Based on this experiment, thyroxine analogs such as DIME appear to be able to block mitosis in cancer cells. The present invention provides for the rapid selection of such compounds using these techniques, cell sorting, using chromosomal blots or other DNA analysis in cells.

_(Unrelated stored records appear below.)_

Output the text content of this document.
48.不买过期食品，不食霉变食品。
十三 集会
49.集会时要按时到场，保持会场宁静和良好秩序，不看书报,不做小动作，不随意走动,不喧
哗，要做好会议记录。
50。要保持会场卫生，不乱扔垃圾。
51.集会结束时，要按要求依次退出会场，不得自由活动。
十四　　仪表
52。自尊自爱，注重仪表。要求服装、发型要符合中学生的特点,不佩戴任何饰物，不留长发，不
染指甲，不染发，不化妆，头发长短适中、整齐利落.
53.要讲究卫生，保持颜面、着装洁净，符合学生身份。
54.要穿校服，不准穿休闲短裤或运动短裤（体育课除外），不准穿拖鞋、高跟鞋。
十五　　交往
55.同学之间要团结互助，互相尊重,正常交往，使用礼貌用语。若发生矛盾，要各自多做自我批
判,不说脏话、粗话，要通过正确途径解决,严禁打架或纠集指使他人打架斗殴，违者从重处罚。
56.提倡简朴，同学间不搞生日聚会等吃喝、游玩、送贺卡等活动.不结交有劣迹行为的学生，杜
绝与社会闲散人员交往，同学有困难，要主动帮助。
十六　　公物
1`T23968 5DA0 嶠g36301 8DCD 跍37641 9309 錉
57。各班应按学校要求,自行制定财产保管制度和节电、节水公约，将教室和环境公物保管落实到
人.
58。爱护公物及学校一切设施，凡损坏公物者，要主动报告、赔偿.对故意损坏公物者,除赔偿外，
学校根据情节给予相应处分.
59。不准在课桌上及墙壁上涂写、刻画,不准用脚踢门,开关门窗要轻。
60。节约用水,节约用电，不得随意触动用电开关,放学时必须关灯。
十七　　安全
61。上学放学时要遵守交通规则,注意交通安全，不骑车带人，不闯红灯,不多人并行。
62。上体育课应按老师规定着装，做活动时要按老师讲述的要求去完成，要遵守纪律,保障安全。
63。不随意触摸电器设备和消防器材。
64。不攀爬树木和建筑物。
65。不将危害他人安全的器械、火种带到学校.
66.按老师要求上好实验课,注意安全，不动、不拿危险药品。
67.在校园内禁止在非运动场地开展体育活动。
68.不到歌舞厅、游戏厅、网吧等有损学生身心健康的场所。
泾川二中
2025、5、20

The foregoing specification describes the invention in detail so that one skilled in the art can practice it. Various changes may be made in practicing the invention and those skilled in the art of pharmacy or other related fields will recognize that they are within the scope of the following claims.

Claims (8)

In the pharmaceutical composition for treating malignant tumors having a thyroxine analog of Formula 1 as an active ingredient and sensitive to a thyroxine analog, the thyroxine analog can suppress the growth of a malignant tumor without hormonal activity. A pharmaceutical composition, characterized in that it can interfere with the initial rate of microtubule protein coalescence in vitro to 35% or more. X = 0, S, CH ₂ , carboxy or absent; Y = 0 or S; R ₁ = methyl or ethyl; R ₂ , R ₃ , R ₄ R ₅ are each independently H, (C ₁ -C ₄ ) alkyl, (C ₁ -C ₄ ) alkenyl, (C ₁ -C ₄ ) alkynyl, hydroxyl, (C ₁ -C ₄ ) alkoxy and halogen; R ₆ , R ₇ , R ₈ , R ₉ are each independently H, (C ₁ -C ₄ ) alkyl, (C ₁ -C ₄ ) alkenal, (C ₁ -C ₄ ) alkynyl, hydroxyl, ( C ₁ -C ₄ ) alkoxy, halogen, NO ₂ , NH ₂ . The pharmaceutical composition of claim 1, wherein the thyroxine analog has the formula: or a pharmaceutically acceptable salt thereof. X = 0, S, CH ₂ , carboxy or absent; Y = 0 or S; R ₁ = methyl or ethyl; R ₂ , R ₃ , R ₄ R ₅ are each independently H, (C ₁ -C ₄ ) alkyl, (C ₁ -C ₄ ) alkenyl, (C ₁ -C ₄ ) alkynyl, hydroxyl, (C ₁ -C ₄ ) alkoxy and halogen; R ₇ and R ₈ are each independently H, (C ₁ -C ₄ ) alkyl, (C ₁ -C ₄ ) alkenyl, (C ₁ -C ₄ ) alkynyl, hydroxyl, (C ₁ -C ₄ ) Alkoxy, halogen, NO ₂ , NH ₂ . The pharmaceutical composition of claim 1, wherein the thyroxine analog is methyl 3,5-diaido-4- (4′-methoxyphenoxy) benzoate. The pharmaceutical composition of claim 1, wherein the thyroxine analog is effective for regressing malignant tumors. The pharmaceutical composition of claim 1, wherein the malignant tumor is selected from carcinoma, sarcoma. The pharmaceutical composition of claim 1, wherein the thyroxine analog is administered orally. A pharmaceutical composition for treating cancer, comprising the thyroxine analog of Formula 1 as an active ingredient. X = 0, S, CH ₂ , carboxy or absent; Y = 0 or S; R ₁ = methyl or ethyl; _{R 2, R 3, R 4} , R 5 are each independently H, (C ₁ -C ₄₎ alkyl, (C ₁ - C ₄₎ alkenyl, (C ₁ - C ₄₎ alkynyl, hydroxyl, ( C ₁ -C ₄ ) alkoxy and halogen; _{R 6, R 7, R 8} , R 9 are each independently H, (C ₁ -C ₄₎ alkyl, (C ₁ - C ₄₎ alkenyl, (C ₁ - C ₄₎ alkynyl, hydroxyl, ( C ₁ -C ₄ ) alkoxy, halogen, NO ₂ , NH ₂ . 8. The pharmaceutical composition of claim 7, wherein the cancer is selected from carcinoma, sarcoma.